What Powell Said and What It Means for Markets

Main Points:

  • Jerome Powell’s press conference after the Federal Open Market Committee (FOMC) meeting on 20 September contained many of his most interesting remarks in a long while, especially as they relate to his views on macro-economics and the US economy.
  • The main message, as noted by many commentators, was that US policy rates would remain close to present levels for a prolonged period, instead of declining by 100 bps in 2024, which was what the FOMC dots implied in June. The latest median dot shows a decline of only 50 bps next year, considerably less than was priced in the markets ahead of the FOMC meeting.
  • Powell was clear that this upward shift in the path for policy rates was triggered by higher GDP growth, not by more persistent inflation. He did not seem at all concerned that rising oil prices, or a temporary pothole in GDP growth in Q4, would need to be incorporated into monetary policy in the near future.
  • He then stated without much equivocation that the upward revision to GDP growth forecasts has triggered a rise in his view of the equilibrium policy rate, r* (Return).
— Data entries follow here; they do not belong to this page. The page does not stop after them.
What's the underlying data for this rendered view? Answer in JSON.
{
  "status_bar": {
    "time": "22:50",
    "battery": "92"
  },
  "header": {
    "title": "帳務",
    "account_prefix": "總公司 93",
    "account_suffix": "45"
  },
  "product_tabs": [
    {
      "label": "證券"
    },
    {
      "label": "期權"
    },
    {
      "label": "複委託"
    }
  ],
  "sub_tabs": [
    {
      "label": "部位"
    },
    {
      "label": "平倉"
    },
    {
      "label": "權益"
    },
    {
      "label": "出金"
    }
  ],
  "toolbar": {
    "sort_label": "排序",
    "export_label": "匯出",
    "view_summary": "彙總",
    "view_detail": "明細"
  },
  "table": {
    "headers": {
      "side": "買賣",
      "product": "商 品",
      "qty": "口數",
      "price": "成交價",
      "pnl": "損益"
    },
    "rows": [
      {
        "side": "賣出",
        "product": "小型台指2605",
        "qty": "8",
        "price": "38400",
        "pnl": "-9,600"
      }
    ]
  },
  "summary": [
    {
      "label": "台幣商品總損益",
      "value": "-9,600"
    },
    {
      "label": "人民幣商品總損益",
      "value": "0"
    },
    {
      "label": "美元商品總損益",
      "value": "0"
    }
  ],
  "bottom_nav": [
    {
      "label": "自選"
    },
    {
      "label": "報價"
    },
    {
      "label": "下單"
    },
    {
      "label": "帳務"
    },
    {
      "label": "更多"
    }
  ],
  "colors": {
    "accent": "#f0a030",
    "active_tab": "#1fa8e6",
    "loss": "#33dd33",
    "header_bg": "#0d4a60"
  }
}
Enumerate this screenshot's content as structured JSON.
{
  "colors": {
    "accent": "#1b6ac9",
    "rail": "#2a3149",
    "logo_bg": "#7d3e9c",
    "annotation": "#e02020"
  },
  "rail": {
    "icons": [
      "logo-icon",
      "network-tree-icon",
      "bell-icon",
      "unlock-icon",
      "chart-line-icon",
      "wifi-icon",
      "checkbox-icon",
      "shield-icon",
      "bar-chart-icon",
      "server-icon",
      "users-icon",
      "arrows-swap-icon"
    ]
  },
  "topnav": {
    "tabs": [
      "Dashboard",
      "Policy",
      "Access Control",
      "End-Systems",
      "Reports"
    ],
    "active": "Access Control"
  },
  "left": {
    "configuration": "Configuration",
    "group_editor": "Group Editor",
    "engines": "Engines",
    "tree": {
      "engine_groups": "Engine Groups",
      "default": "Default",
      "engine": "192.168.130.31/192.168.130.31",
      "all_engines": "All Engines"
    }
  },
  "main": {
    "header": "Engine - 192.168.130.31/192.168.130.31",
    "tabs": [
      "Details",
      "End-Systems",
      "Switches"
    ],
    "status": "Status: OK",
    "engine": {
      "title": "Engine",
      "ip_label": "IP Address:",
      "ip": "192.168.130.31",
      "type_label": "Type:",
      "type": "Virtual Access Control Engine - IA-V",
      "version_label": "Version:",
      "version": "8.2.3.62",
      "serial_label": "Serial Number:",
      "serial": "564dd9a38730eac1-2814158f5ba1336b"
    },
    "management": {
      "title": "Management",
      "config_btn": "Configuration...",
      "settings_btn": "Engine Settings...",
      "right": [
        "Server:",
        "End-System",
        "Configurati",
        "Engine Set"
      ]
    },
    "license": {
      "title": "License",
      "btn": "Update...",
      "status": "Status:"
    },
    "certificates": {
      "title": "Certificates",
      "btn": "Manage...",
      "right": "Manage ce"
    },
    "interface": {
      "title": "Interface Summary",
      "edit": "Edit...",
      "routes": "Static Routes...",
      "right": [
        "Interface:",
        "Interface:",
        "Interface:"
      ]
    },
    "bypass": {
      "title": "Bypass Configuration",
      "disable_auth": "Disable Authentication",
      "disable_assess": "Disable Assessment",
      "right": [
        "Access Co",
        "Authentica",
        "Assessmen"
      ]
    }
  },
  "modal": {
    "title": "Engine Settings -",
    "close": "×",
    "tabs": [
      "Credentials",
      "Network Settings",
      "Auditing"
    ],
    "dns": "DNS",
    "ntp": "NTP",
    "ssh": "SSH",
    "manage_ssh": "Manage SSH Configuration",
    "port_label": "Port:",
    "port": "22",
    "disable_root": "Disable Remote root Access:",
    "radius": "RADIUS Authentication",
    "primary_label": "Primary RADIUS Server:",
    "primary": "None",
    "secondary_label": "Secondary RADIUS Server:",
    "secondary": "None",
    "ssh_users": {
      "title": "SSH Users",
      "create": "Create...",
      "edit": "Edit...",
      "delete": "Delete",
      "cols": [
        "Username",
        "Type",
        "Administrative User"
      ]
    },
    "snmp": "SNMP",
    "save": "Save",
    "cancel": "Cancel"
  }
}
This is the first time that he has clearly sanctioned this possibility.
  • Powell’s remarks seem to imply that the scope for a significant rally in the bond market is limited, in the absence of a sharp shift in the economy towards recession. There will probably be a slowdown in growth soon, but this may well be seen as transitory by the Fed and therefore by markets.
  • Powell also suggested that the path to a soft landing is less narrow than before, though he denied that a soft landing is now his base case. The implication of this combination of remarks for equities appears mixed, though the prospect of higher r* has understandably damaged market confidence in the near term.